Japan Post nominally became a private corporation on April 2, 2003 in accordance with four laws promulgated on July 31, 2002. But the true privatization is set to begin on April 2, 2007, to be followed by a 10-year "transition period" in which full privatization is achieved. Privatization of the postal service has long been a dream of current prime minister Junichiro Koizumi, but it remains to be seen what the exact nature of this privatization will be, or even, some wonder, if the Japanese postal system will truly change at all, or if this will be yet another example of the Japanese renaming things while leaving the fundamental status quo intact.

What is known, is that privatization of the Japanese postal service has many entrenched opponents, who have long opposed, and will continue to oppose, any moves toward real privatization. The Japanese public, for example, is concerned that under a private, competition based model, remote areas of Japan will no longer be served, smaller branches will close, and mail rates will differ depending on profitability. So far, the Japanese government has promised to mandate a universal-service requirement, but how long that would last is up in the air.

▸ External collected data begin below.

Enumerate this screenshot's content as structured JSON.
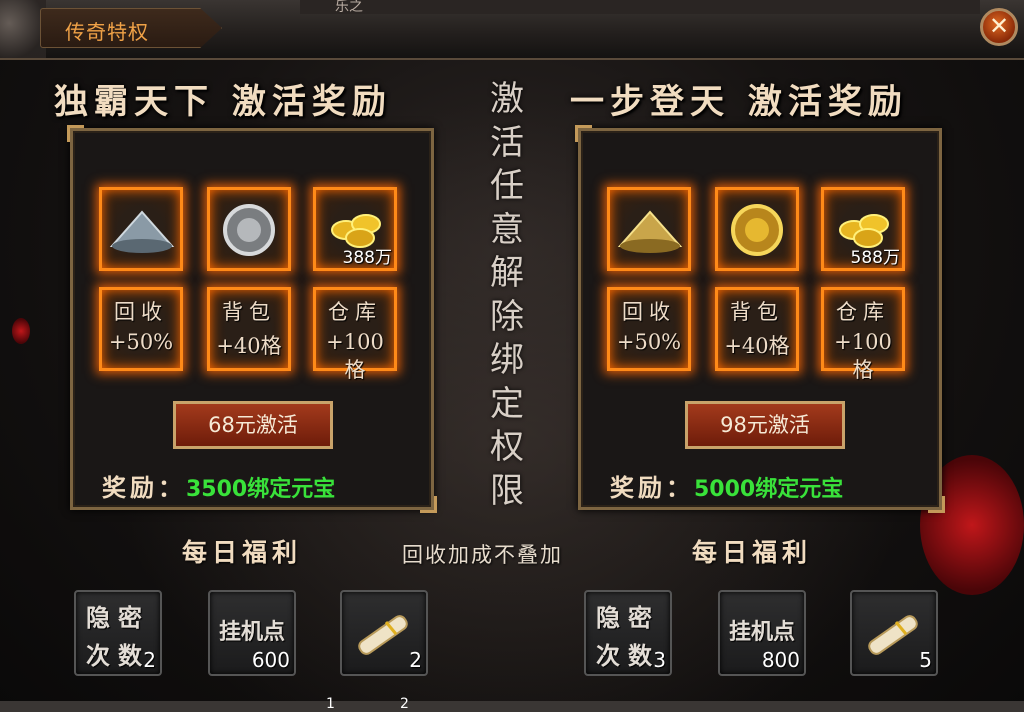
{
  "window": {
    "title": "传奇特权",
    "top_strip_text": "乐之"
  },
  "left_card": {
    "header": "独霸天下 激活奖励",
    "items": [
      {
        "icon": "bamboo-hat-silver-icon",
        "qty": ""
      },
      {
        "icon": "round-shield-silver-icon",
        "qty": ""
      },
      {
        "icon": "gold-ingots-icon",
        "qty": "388万"
      }
    ],
    "bonuses": [
      {
        "line1": "回收",
        "line2": "+50%"
      },
      {
        "line1": "背包",
        "line2": "+40格"
      },
      {
        "line1": "仓库",
        "line2": "+100格"
      }
    ],
    "button_label": "68元激活",
    "reward_label": "奖励：",
    "reward_value": "3500绑定元宝"
  },
  "right_card": {
    "header": "一步登天 激活奖励",
    "items": [
      {
        "icon": "bamboo-hat-gold-icon",
        "qty": ""
      },
      {
        "icon": "round-shield-gold-icon",
        "qty": ""
      },
      {
        "icon": "gold-ingots-icon",
        "qty": "588万"
      }
    ],
    "bonuses": [
      {
        "line1": "回收",
        "line2": "+50%"
      },
      {
        "line1": "背包",
        "line2": "+40格"
      },
      {
        "line1": "仓库",
        "line2": "+100格"
      }
    ],
    "button_label": "98元激活",
    "reward_label": "奖励：",
    "reward_value": "5000绑定元宝"
  },
  "center_vertical_text": [
    "激",
    "活",
    "任",
    "意",
    "解",
    "除",
    "绑",
    "定",
    "权",
    "限"
  ],
  "daily": {
    "left_title": "每日福利",
    "right_title": "每日福利",
    "note": "回收加成不叠加",
    "left_items": [
      {
        "l1": "隐密",
        "l2": "次数",
        "qty": "2"
      },
      {
        "l1": "挂机点",
        "qty": "600"
      },
      {
        "icon": "scroll-icon",
        "qty": "2"
      }
    ],
    "right_items": [
      {
        "l1": "隐密",
        "l2": "次数",
        "qty": "3"
      },
      {
        "l1": "挂机点",
        "qty": "800"
      },
      {
        "icon": "scroll-icon",
        "qty": "5"
      }
    ]
  },
  "pager": [
    "1",
    "2"
  ],
  "colors": {
    "accent": "#f0a247",
    "reward_green": "#39e23a",
    "glow_orange": "#ff8a18",
    "button_red": "#a33a1c"
  }
}
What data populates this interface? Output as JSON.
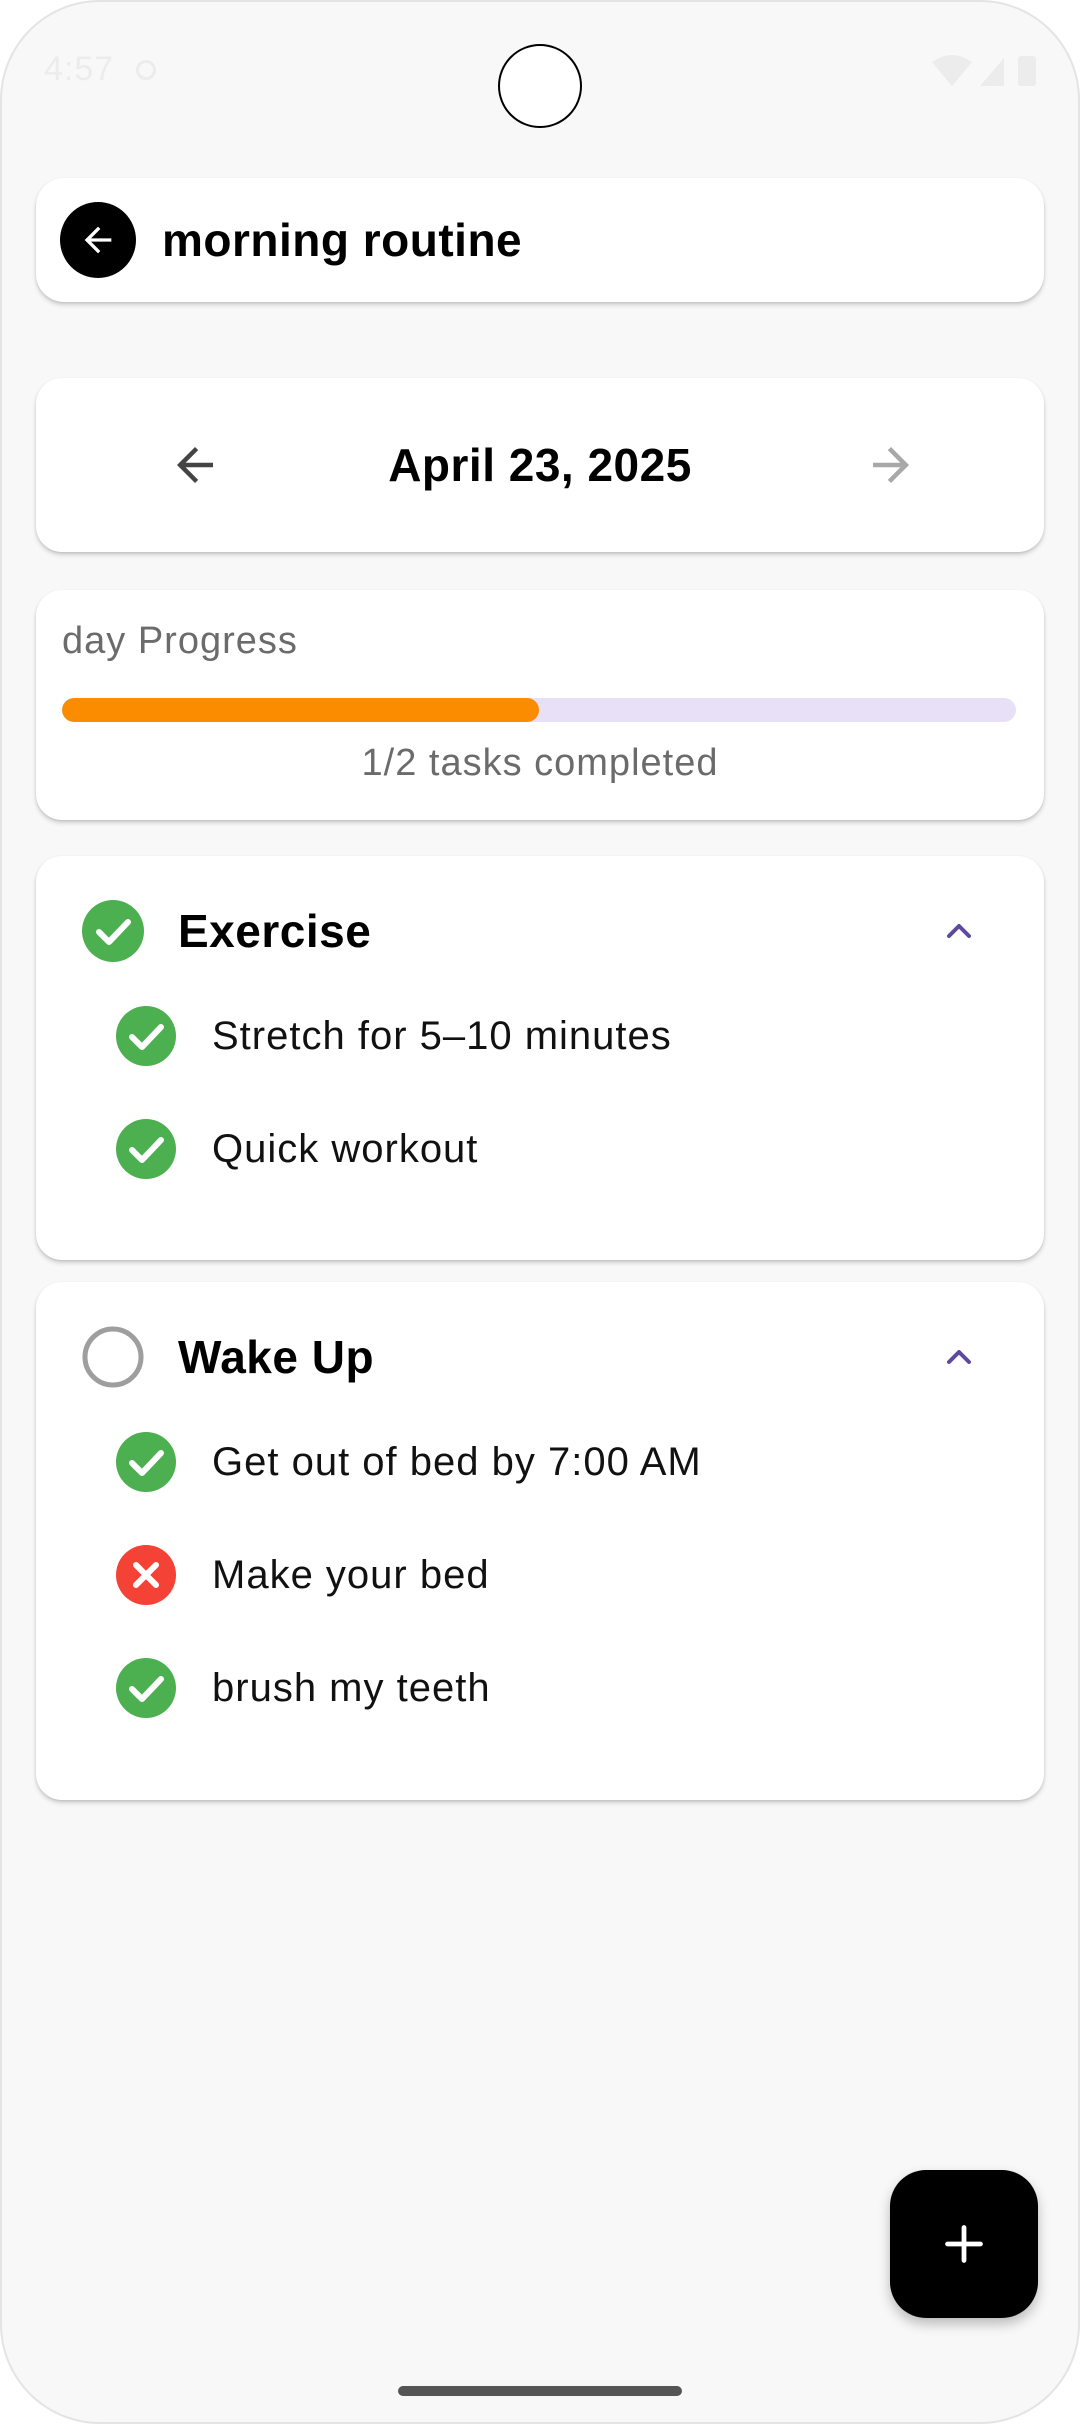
{
  "status_bar": {
    "time": "4:57"
  },
  "header": {
    "title": "morning routine"
  },
  "date_nav": {
    "date": "April 23, 2025"
  },
  "progress": {
    "title": "day Progress",
    "completed": 1,
    "total": 2,
    "fraction": 0.5,
    "text": "1/2 tasks completed",
    "fill_color": "#fb8c00",
    "track_color": "#e8e0f7"
  },
  "groups": [
    {
      "title": "Exercise",
      "status": "done",
      "expanded": true,
      "tasks": [
        {
          "label": "Stretch for 5–10 minutes",
          "status": "done"
        },
        {
          "label": "Quick workout",
          "status": "done"
        }
      ]
    },
    {
      "title": "Wake Up",
      "status": "pending",
      "expanded": true,
      "tasks": [
        {
          "label": "Get out of bed by 7:00 AM",
          "status": "done"
        },
        {
          "label": "Make your bed",
          "status": "failed"
        },
        {
          "label": "brush my teeth",
          "status": "done"
        }
      ]
    }
  ],
  "colors": {
    "done": "#4caf50",
    "failed": "#f44336",
    "pending_ring": "#9e9e9e",
    "accent": "#5e4a9c"
  },
  "icons": {
    "back": "arrow-left-icon",
    "prev_date": "arrow-left-icon",
    "next_date": "arrow-right-icon",
    "collapse": "chevron-up-icon",
    "add": "plus-icon"
  }
}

Financial corporations, both in Japan and around the world, are also opposed to the privatization of an institution that accounts for a third of the banking services in the world's second-largest economy. Such a massive corporation, the argue, would have huge, and unfair, advantages if allowed to compete freely in the open market. Currently, there are tight restrictions on which businesses Japan Post can and can't involve itself with - for example, Japan Post is not allowed to involve itself with loans to private individuals - but presumably these restrictions would be removed during the privatization process. Moreover, as a public institution, Japan Post was exempt from certain controls on its operation - for example, it currently does not have to take out insurance on deposits.

At the very minimum, future competitors are demanding that these protections be removed as soon as possible, and are worried that some of them may be allowed to continue in a concession in exchange for the continuation of universal service that the public demands. Most private corporations favor breaking up Japan Post into smaller corporations that separately handle its various businesses, but this would be hard to do given the current high level of integration of the different services, and thus far has not been seriously considered by the Japanese government.

Finally, there is Japan's mighty construction lobby, which earns its bread by building useless but massively expensive bridges nobody uses, airports nobody needs, and roads that lead to nowhere in cahoots with the entrenched Japanese bureaucracy. This money to undertake these massive unneeded public works projects derives largely from interest free "loans" from the postal savings pool, which is essentially a form of stealing from the Japanese people, who earn no interest to speak of on their savings. Suffice to say, the construction lobby is opposed to any reforms that will cut-off its access to this free money, and given its power in Japanese society, it would be difficult to imagine a reform of the postal service that would truly cut off this access (although again, what is said on the surface is a different matter). It does call into question, morever, how real the "privatization" would be if a supposedly private corporation continued to fund unrelated government boondoggles.